By PAUL WISEMAN, AP Economics Writer
WASHINGTON (AP) — The surging cost of energy pushed wholesale prices up a record 11.2% last month from a year earlier — another sign that inflationary pressure is widespread in the U.S. economy.
The Labor Department said Wednesday that its producer price index — which measures inflation before it reaches consumers — climbed at the fastest year-over-year pace in records going back to 2010 and rose 1.4% from February. Energy prices, which soared after Russia’s Feb. 24 invasion of Ukraine, were up 36.7% from March 2021.
The wholesale inflation report came out a day after the Labor Department reported that consumer prices last month jumped 8.5% from a year earlier — fastest annual clip since December 1981.
Under pressure to combat rising prices, the Federal Reserve raised ts benchmark short-term rate by a quarter-point last month and has signaled that it plans several more hikes this year.
Resurgent inflation isn’t just a U.S. phenomenon.

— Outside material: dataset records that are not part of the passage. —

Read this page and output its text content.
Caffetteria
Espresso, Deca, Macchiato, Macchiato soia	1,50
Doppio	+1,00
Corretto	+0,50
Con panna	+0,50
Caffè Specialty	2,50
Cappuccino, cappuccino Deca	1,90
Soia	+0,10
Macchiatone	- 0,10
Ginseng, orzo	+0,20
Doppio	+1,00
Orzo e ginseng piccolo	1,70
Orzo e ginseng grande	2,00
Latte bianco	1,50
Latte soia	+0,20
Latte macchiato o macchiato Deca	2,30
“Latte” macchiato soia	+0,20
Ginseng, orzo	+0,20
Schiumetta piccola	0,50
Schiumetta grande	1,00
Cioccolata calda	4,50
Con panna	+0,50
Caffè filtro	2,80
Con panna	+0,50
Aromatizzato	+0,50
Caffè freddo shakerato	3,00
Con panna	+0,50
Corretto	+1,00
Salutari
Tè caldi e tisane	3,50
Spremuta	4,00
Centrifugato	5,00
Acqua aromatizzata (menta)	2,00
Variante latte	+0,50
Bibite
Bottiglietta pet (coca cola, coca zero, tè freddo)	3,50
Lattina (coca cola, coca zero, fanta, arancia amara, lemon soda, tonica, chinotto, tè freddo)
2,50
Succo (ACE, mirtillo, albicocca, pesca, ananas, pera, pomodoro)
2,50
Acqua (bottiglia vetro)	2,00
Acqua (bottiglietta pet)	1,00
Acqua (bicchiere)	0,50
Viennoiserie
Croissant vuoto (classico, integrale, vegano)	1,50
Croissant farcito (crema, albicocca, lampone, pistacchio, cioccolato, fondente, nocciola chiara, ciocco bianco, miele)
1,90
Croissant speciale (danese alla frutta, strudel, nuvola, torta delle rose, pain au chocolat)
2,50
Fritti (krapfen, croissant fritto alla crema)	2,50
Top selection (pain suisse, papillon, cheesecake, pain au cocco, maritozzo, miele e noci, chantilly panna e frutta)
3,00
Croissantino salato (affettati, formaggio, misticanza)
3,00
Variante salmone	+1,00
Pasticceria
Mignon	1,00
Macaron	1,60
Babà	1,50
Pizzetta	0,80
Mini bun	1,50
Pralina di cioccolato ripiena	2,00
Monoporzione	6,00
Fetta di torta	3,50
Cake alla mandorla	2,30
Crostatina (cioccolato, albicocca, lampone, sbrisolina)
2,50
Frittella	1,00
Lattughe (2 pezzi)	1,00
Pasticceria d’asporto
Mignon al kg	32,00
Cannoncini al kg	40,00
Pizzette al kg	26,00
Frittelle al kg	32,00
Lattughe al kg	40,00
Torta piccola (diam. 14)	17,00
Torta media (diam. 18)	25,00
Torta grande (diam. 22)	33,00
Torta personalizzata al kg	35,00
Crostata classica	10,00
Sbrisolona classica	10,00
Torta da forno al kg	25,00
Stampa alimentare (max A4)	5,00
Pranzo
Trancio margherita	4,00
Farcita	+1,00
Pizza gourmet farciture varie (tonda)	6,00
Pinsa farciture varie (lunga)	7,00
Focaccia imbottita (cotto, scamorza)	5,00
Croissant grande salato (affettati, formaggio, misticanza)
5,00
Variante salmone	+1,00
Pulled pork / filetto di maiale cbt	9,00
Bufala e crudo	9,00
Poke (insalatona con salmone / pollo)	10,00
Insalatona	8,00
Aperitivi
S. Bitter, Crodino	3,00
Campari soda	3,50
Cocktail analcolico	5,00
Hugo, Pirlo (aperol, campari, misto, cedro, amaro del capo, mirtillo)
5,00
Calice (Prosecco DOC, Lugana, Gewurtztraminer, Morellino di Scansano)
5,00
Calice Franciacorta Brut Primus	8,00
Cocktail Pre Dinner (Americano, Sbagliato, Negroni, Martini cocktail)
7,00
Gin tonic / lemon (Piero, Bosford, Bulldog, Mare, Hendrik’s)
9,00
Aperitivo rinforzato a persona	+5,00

The United Kingdom’s Office for National Statistics reported Wednesday that British consumer prices rose 7% in the 12 months that ended in March, the fastest pace in 30 years, pulled up by soaring energy costs.
An unexpectedly quick economic recovery from the pandemic recession of 2020 caught businesses by surprise. Their scramble to meet surging customer demand overwhelmed factories, ports and freight yards. The Ukraine war and draconian COVID-19 lockdowns in China have further disrupted supply chains over the past month.
“With a new wave of lockdowns in China and the war in Ukraine raging on … risks to the inflation outlook remain firmly to the upside,” economists Mahir Rasheed and Kathy Bostjancic of Oxford Economics wrote in a research report.